We also collected 31 clay tobacco pipestem fragments that were sufficiently intact to allow me to measure the bore size (the diameter of the hole through which the smoker drew smoke from the pipe bowl). For about half a century archaeologists have been aware that the diameter of that hole diminished from the 17th through early 18th centuries, a necessary accommodation to the increased length of pipes. Jean Harrington was the first to have quantified this trend and Lewis Binford developed a statistical formula (not unlike that with which the Internal Revenue Service calculates depreciation) with which to generate mean dates. These dates, while they do not indicate the range of occupation, identify a central date...the middle of the site's occupation. Binford's formula was in large measure supplanted by Lee Hanson's in 1971. Hanson chopped up Binford's formula into several formulas covering shorter periods.
Using Binford's formula, the pipestems produced a mean date of 1723. Hanson's yielded a date of 1712. Both dates are earlier than the 1727 act of the General Assembly that established the Charles County seat of Charles Town (colloquially and, later officially, Port Tobacco).
It would be inaccurate to say that we found Chandler's Town this past week.

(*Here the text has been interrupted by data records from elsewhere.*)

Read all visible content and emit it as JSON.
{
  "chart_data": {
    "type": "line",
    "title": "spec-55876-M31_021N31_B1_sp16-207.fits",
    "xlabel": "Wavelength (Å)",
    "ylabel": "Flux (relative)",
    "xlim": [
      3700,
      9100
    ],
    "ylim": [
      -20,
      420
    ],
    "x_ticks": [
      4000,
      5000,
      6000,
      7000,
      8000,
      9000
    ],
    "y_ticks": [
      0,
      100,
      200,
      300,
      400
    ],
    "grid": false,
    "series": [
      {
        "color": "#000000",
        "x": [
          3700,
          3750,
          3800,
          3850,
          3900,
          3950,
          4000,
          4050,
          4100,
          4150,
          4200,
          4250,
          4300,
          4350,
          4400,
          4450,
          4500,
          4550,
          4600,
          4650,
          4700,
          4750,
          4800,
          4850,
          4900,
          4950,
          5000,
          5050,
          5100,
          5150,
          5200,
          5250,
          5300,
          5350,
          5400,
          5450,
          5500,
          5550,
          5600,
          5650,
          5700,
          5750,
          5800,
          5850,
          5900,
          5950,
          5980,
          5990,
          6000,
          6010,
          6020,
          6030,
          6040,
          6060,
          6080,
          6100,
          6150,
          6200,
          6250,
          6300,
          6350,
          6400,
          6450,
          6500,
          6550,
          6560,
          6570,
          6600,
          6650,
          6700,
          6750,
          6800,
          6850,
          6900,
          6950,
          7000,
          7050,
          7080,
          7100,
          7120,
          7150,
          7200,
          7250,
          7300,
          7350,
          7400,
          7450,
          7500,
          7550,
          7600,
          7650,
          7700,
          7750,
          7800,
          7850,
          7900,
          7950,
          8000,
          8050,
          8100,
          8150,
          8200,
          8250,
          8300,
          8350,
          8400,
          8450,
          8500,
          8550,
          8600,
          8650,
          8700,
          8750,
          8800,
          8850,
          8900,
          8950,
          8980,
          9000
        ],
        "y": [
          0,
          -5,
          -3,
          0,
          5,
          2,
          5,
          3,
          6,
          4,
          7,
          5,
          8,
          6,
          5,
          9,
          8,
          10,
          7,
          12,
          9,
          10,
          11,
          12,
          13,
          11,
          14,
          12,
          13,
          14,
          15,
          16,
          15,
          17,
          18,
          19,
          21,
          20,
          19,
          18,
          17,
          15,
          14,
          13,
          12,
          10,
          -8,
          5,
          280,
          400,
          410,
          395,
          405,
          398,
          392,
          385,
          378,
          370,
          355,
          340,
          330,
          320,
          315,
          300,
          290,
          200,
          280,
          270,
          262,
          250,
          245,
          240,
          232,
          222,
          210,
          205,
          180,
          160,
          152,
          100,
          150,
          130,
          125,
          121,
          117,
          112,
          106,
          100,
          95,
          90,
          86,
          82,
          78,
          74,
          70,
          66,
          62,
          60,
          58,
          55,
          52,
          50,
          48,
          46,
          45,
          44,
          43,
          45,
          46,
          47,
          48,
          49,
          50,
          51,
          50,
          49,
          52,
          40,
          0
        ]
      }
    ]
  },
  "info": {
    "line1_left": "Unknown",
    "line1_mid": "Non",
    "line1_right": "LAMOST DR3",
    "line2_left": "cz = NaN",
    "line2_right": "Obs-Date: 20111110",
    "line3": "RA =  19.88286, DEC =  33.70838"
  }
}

In all likelihood, we have been finding manifestations of it since the project started last summer; but the large amount of later material elsewhere has masked the earlier occupation. It is fair to say, I think, that we have caught the first clear glimpse of one part of Chandler's Town.
Tuesday, May 20, 2008
The above is an English mallet and dates from about 1720 to 1750. Certainly, we are finding pieces of this style.
This pictures shows the pontil or base portion. These bottles were all hand blown with a tube attached to the base while the glass was still molten. Once formed, the tube was broken off and the scar left behind was sometimes sanded smooth. Earlier onion style bottles were not smoth and left a jagged pontil scar. Yes, they can still cut you!
Just prior to the American Revolution, bottles began to take on a more cylindrical appearance like the one shown above. This style was prominent until just prior to the Civil War.
The above bottle shows a new way of making bottles. While the molten glass was still blown by hand, it was blown into a mold of two or sometimes three sections. This is obvious by the seam lines that are visible along the sides or neck. The tops were always applied separately.
After about 1900, bottles were machine made and most were made from colorless glass. These are easily recognized by the seam running up the side all the way to the top of the bottle.
Perhaps we can find some of these bottles intact if we find ourselves excavating a cellar this summer. It's always exciting to find any artifact intact!
Monday, May 19, 2008
Way back in January I did a blog entry on Buckley ware. Here is a little refresher for you.
The Buckley ware is a lead glazed ware made of mixed red and yellow/white clay from the northwest region of England mainly near Wales and of course Buckley. The use of two clays tends to be more obvious on utilitarian pieces than on tablewares, which are more finely and completely mixed. The two different colored clays tend to give the paste a purplish look with swirling seen in the cross section. The Buckley wares are usually undecorated with a dark brown or black lead glaze. Some ribbing from manufacture can be seen on the exterior of the vessels. A red slip can usually be seen under the glaze. Most of the large utilitarian vessels also had very thick rims.
Sunday, May 18, 2008
We also found more Late Archaic material mixed on with the colonial artifacts and several aboriginal pottery sherds and stone flakes farther east.
I expect we will return on Wednesday.